Karachi Co-operative Housing Societies Union
- Company type: Cooperative federation
- Founded: 1949
- Headquarters: Karachi, Pakistan
- Key people: Shamsuddin Uraizee,President Mohemmed Sharif Bhaiji, Managing Director
- Members: 24 Cooperative housing societies with over 100,000 members
- Website: https://kchsunion.com.pk

= Karachi Co-operative Housing Societies Union =

Karachi Co-operative Housing Societies Union (KCHSU) is a federation of housing cooperatives in Pakistan. The organization is composed of 24 cooperative housing societies with over 100,000 members.
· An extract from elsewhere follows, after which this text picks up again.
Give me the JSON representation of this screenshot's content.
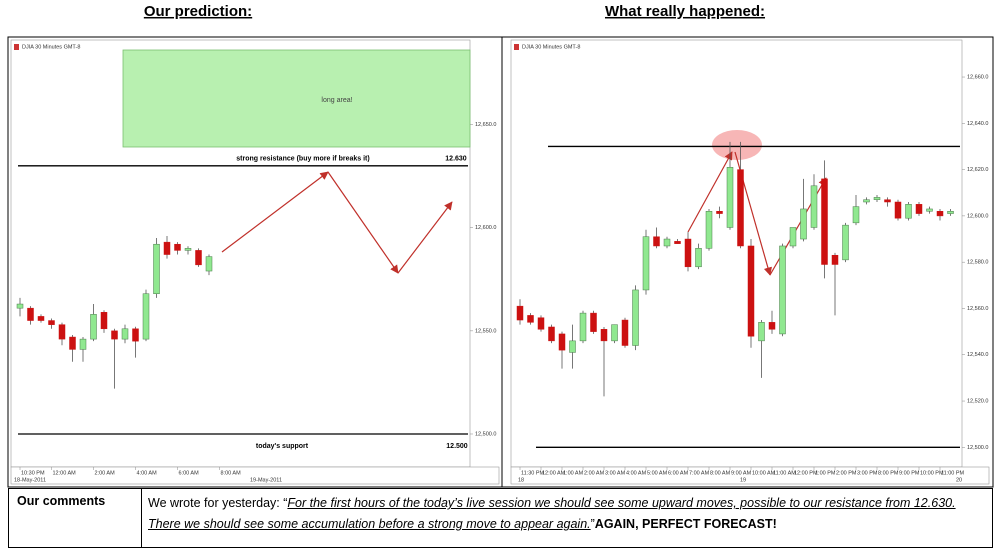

KCHSU is a member of the International Co-operative Alliance.

==History==
KCHSU was established on January 25 of 1949 under the West Pakistan Co-operative Societies Act VII of 1925 to help the acquisition and lease of land from the government and other agencies. This allowed the Union to provide sub-licenses or sub-leases to their member societies. KCHSU was given 1175 acre in 1954 by Governor-General of Pakistan Malik Ghulam Muhammad through a licence agreement. The Union proceeded to develop this land for displaced people who came to Pakistan. The Union provided and maintained many municipal services until these were taken over by local government in the 1970s. The Union is currently developing another plot of land called Taiser Town.

In 1973, KCHSU allotted some land to the Overseas Cooperative Housing Society, one of its member organisations.